Вот оно как, подумал я. Очередная ложь очередного демиурга, а конечный результат, похоже, один: что в лоб, что по лбу.
— Она сказала, что он не погибнет, а просто потеряет воплощение в этом мире — все же завершил я свою мысль. — Это не так работает, Адам — мягко сказал Женя — уйдя с доски, он окончательно потеряет возможность воздействовать. Одного незримого присутствия недостаточно — это как посадить труп мертвого короля на трон и ожидать, что он продолжит исполнять королевские обязанности. — И что же мне делать? — пробормотал я. — Выдай мне морока, когда найдешь, вот и все, что я прошу. — Я подумаю об этом. Доволен? — Еще не совсем. — Бля, какого черта тебе еще…
Я не успел договорить: за долю секунды он каким-то образом оказался возле меня, теплые губы накрыли мои, а крепкие пальцы ощутимо сжали горло, не давая уйти от поцелуя.
Я дернулся, но прямо за моей спиной была стена, и Женя все сильнее вдавливал меня в шершавый бетон, ужесточая поцелуй и проникновение настойчивого языка.

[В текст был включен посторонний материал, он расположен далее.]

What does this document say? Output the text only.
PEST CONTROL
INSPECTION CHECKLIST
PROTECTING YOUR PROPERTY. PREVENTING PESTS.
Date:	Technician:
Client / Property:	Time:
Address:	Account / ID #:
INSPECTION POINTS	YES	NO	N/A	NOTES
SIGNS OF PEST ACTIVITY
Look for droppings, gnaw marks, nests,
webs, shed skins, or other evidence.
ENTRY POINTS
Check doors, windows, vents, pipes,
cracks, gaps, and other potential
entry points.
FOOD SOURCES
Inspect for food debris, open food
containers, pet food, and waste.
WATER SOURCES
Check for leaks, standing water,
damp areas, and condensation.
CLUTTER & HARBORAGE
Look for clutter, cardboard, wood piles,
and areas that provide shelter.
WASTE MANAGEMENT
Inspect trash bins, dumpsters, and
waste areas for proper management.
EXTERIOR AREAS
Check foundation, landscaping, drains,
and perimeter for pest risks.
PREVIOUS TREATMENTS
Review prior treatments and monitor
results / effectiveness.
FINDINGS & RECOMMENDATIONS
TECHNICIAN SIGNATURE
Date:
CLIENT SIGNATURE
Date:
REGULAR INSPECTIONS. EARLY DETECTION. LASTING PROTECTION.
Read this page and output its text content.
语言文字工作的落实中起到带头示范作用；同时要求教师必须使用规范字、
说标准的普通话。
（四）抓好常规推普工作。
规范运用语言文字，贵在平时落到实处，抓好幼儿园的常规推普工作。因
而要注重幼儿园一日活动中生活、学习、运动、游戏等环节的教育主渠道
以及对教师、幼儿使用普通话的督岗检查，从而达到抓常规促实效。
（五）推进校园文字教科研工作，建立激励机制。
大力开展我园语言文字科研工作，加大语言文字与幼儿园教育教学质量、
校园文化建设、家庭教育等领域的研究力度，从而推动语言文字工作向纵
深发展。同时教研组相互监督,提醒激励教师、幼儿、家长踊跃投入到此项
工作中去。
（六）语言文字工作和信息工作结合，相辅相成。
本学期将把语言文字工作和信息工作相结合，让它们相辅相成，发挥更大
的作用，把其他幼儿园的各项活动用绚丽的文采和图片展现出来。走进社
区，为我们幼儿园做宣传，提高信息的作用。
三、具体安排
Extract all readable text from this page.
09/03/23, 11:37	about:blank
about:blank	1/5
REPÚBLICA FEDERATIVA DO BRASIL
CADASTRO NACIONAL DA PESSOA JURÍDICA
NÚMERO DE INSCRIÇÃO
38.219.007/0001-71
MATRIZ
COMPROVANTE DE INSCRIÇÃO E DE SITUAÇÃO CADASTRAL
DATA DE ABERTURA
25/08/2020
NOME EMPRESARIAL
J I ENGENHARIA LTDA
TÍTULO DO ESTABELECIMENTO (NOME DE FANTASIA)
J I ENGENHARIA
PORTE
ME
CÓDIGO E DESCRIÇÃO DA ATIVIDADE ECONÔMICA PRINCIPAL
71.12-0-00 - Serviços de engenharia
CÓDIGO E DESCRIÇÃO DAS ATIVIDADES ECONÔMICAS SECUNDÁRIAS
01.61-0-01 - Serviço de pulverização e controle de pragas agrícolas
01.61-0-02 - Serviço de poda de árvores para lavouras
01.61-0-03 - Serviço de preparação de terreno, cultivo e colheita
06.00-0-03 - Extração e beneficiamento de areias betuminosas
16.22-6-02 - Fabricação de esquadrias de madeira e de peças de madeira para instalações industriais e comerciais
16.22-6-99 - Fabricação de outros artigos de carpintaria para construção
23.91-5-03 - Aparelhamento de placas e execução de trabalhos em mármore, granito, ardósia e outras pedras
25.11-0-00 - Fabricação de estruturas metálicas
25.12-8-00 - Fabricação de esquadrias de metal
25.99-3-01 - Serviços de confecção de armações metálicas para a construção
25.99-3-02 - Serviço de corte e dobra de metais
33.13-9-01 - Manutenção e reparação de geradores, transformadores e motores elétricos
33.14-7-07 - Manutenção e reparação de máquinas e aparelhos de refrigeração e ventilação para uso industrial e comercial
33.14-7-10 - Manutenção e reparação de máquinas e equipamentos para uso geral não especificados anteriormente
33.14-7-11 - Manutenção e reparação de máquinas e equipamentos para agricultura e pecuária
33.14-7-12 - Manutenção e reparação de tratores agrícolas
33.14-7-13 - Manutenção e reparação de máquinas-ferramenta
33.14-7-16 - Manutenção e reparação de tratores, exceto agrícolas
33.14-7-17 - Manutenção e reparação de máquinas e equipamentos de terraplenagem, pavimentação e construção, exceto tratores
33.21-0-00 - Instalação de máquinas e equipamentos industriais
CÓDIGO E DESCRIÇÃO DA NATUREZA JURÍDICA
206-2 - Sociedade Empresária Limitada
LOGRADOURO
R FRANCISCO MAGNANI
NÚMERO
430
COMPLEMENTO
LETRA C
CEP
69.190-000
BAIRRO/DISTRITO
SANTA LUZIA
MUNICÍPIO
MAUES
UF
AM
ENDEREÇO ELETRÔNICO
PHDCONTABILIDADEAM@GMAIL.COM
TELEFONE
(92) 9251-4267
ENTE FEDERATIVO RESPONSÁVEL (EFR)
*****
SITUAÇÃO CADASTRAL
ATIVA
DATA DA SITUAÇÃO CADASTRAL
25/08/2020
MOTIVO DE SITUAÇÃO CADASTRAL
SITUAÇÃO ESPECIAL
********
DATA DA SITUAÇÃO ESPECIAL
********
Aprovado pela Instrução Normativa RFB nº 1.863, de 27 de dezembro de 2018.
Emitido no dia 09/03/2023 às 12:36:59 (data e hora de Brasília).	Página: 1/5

Почувствовав мое сопротивление, он оторвался от меня, но не отпустил, продолжая вдавливать в стенку.
— Ну почему с тобой так сложно… — прошептал мне куда-то в шею, проскальзывая по ней губами, а руками проникая под мятую домашнюю футболку.
На дворе стоял четвертый час ночи. Вряд ли в такое время еще кому-то придет в голову вынести мусор, подумал я, позволяя ему стянуть мои домашние штаны к коленям и приникнуть к моему восставшему члену горячим и жадным ртом. Серые глаза заглянули в мои с какой-то звериной тоской, а потом прикрылись, пока он отдавал себя на волю моим резким толчкам.
Зачем ты позволяешь мне это, думал я, путаясь пальцами в его волосах. Зачем покоряешься, хотя мы оба знаем, кто из нас двоих хозяин положения? Зачем затеял кутерьму со спасением мира, если сам понимаешь, что все твои действия в конце концов не будут иметь никакого смысла?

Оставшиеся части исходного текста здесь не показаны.